This salad is packed, packed, packed with delicious ingredients! Tender sweet potatoes and zucchini, filling farro and fresh greens topped with goat cheese and pecans will have you licking the plate!
The quantities provided above are averages only.

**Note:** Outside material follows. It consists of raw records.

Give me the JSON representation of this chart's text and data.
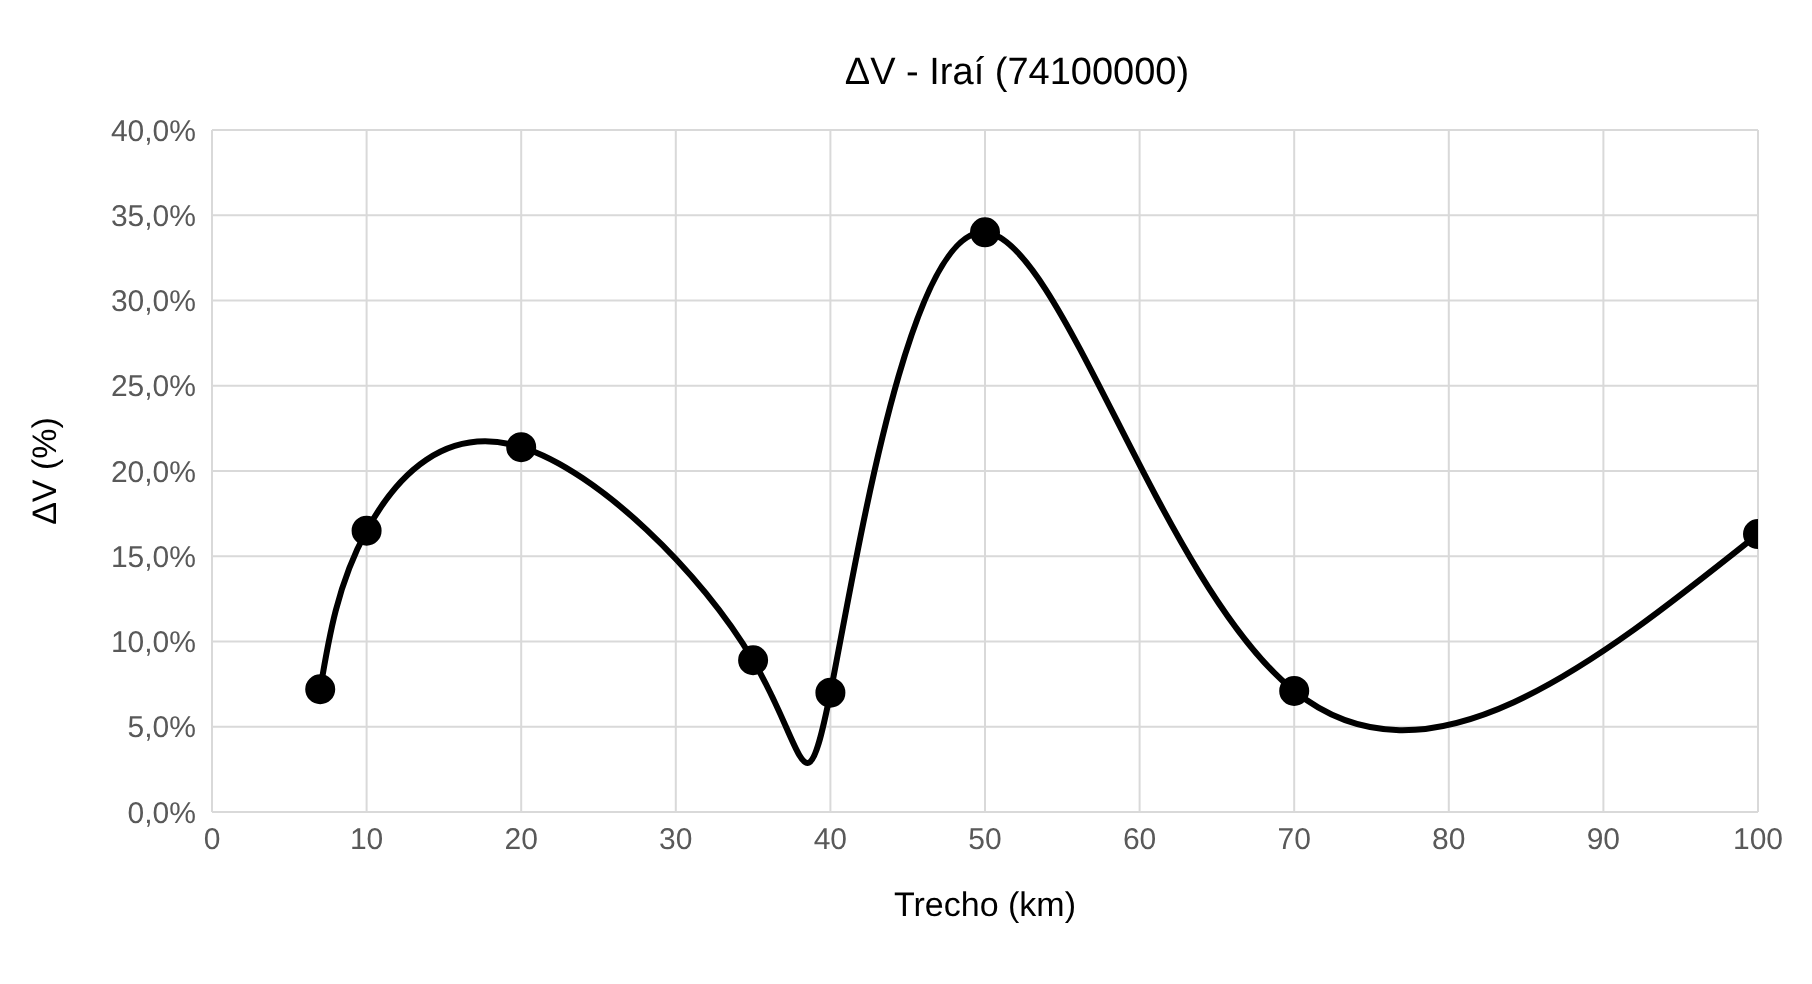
{
  "chart_data": {
    "type": "line",
    "title": "ΔV - Iraí (74100000)",
    "xlabel": "Trecho (km)",
    "ylabel": "ΔV (%)",
    "x": [
      7,
      10,
      20,
      35,
      40,
      50,
      70,
      100
    ],
    "series": [
      {
        "color": "#000000",
        "values": [
          7.2,
          16.5,
          21.4,
          8.9,
          7.0,
          34.0,
          7.1,
          16.3
        ]
      }
    ],
    "xlim": [
      0,
      100
    ],
    "xticks": [
      0,
      10,
      20,
      30,
      40,
      50,
      60,
      70,
      80,
      90,
      100
    ],
    "ylim": [
      0,
      40
    ],
    "yticks": [
      {
        "value": 0,
        "label": "0,0%"
      },
      {
        "value": 5,
        "label": "5,0%"
      },
      {
        "value": 10,
        "label": "10,0%"
      },
      {
        "value": 15,
        "label": "15,0%"
      },
      {
        "value": 20,
        "label": "20,0%"
      },
      {
        "value": 25,
        "label": "25,0%"
      },
      {
        "value": 30,
        "label": "30,0%"
      },
      {
        "value": 35,
        "label": "35,0%"
      },
      {
        "value": 40,
        "label": "40,0%"
      }
    ],
    "grid": true,
    "marker": "circle",
    "line_style": "solid"
  }
}
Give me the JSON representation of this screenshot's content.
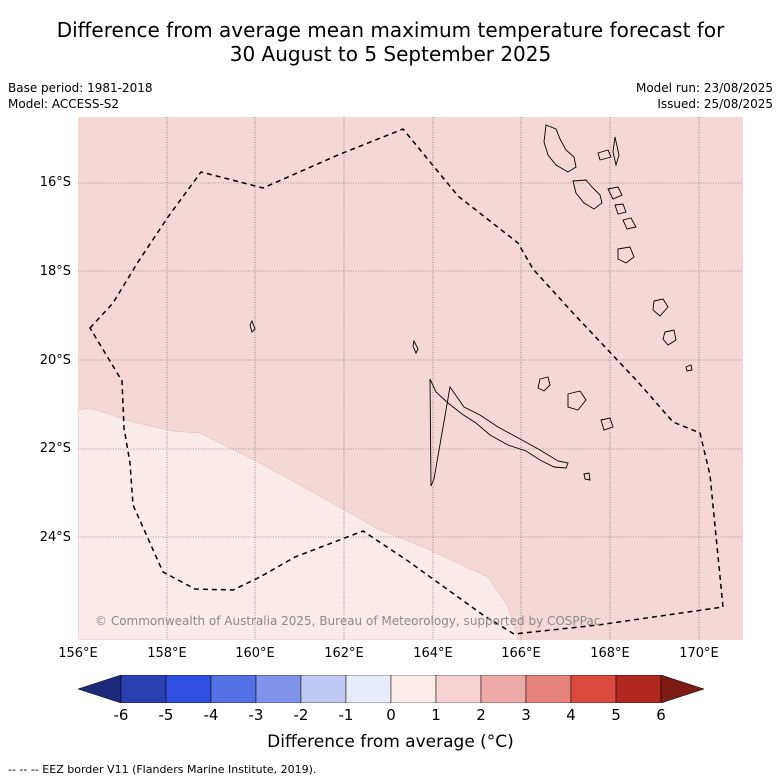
{
  "title_line1": "Difference from average mean maximum temperature forecast for",
  "title_line2": "30 August to 5 September 2025",
  "base_period": "Base period: 1981-2018",
  "model": "Model: ACCESS-S2",
  "model_run": "Model run: 23/08/2025",
  "issued": "Issued: 25/08/2025",
  "lat_labels": [
    "16°S",
    "18°S",
    "20°S",
    "22°S",
    "24°S"
  ],
  "lon_labels": [
    "156°E",
    "158°E",
    "160°E",
    "162°E",
    "164°E",
    "166°E",
    "168°E",
    "170°E"
  ],
  "credit": "© Commonwealth of Australia 2025, Bureau of Meteorology, supported by COSPPac",
  "colorbar": {
    "ticks": [
      "-6",
      "-5",
      "-4",
      "-3",
      "-2",
      "-1",
      "0",
      "1",
      "2",
      "3",
      "4",
      "5",
      "6"
    ],
    "colors": [
      "#1b2a7a",
      "#2a3fb0",
      "#2f4fe0",
      "#5470e4",
      "#8093ea",
      "#c0c8f4",
      "#e8ecfa",
      "#fcecea",
      "#f6d3d2",
      "#eeaaa6",
      "#e6847c",
      "#dc4a3e",
      "#b02820",
      "#7c1a14"
    ],
    "title": "Difference from average (°C)"
  },
  "legend_text": "--  --  -- EEZ border V11 (Flanders Marine Institute, 2019).",
  "map": {
    "lon_range": [
      156.0,
      171.0
    ],
    "lat_range": [
      -26.3,
      -14.45
    ],
    "fill_main": "#f5d7d5",
    "fill_low": "#fbeaea",
    "grid": true
  }
}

Produced in a facility that processes milk, sesame, eggs, fish, shellfish, crustaceans, mustard, tree nuts, peanuts, wheat, soybean and sulphites.
½ cup
Goat Cheese
2 unit(s)
Sweet Potato
1 unit(s)
Vegetable Broth Concentrate
2 tbsp
Brown Sugar
1 tbsp
Dijon Mustard
1 unit(s)
Shallot
28 g
Pecans
(Contains Pecans May contain Mustard, Peanuts, Soy, Sulphites, Egg, Gluten, Milk)
1 unit(s)
Zucchini
2 tbsp
White Wine Vinegar
(Contains Sulphites)
56 g
Spring Mix
¾ cup
Farro
4 tbsp
Oil*
2 tsp
Sugar*
1 tsp
Salt and Pepper*
Peel, then thinly slice shallot. Peel, then cut zucchini in half lengthwise, then into 1/2-inch thick half-moons. Cut sweet potatoes into 1/2-inch pieces. Toss sweet potatoes, shallots and zucchini with 2 tbsp oil on a baking sheet. Season with salt and pepper. Roast in the middle of the oven, stirring halfway through, until veggies are tender, 20-22 min. (NOTE: Use 2 baking sheets for 4 ppl, with
2 tbsp oil per sheet. Roast in the top and middle of the oven, rotating sheets halfway through.)
While veggies roast, combine farro, broth concentrate and 3 cups water in a medium pot. Cover and bring to a boil over high heat. Once boiling, reduce heat to medium-low. Cook, uncovered, until farro is tender, 14-16 min.
While farro cooks, arrange a piece of parchment paper on a clean surface. Heat a small non-stick pan over medium heat. When hot, add pecans to the dry pan. Toast, stirring often, until darker brown in colour, 4-5 min. (TIP: Keep your eye on them so they don't burn!) Transfer to a small bowl.
Add brown sugar and 1 tbsp water (dbl for 4 ppl) to the same pan. Season with salt. Stir together until sugar melts, 1 min. Return toasted pecans to pan. Cook, stirring often, until mixture turns into a caramel-like, thick glaze and coats pecans, 1-2 min. Remove pan from heat. Carefully transfer hot candied pecans to the parchment paper. Spread into an even layer. (NOTE: Don't touch pecans – they will be VERY hot.) Set aside to cool for 5 min.
Whisk together mustard, vinegar, 2 tsp white sugar and 2 tbsp oil (dbl both 4 ppl) in a large bowl. When farro is cooked, drain and rinse under cold water. Return farro to the same pot. Stir in half the dressing. Add roasted veggies to the large bowl with remaining dressing and toss together.
Roughly chop cooled candied pecans. Divide spring mix between bowls. Top with farro and veggies. Sprinkle over candied pecans and crumble over goat cheese.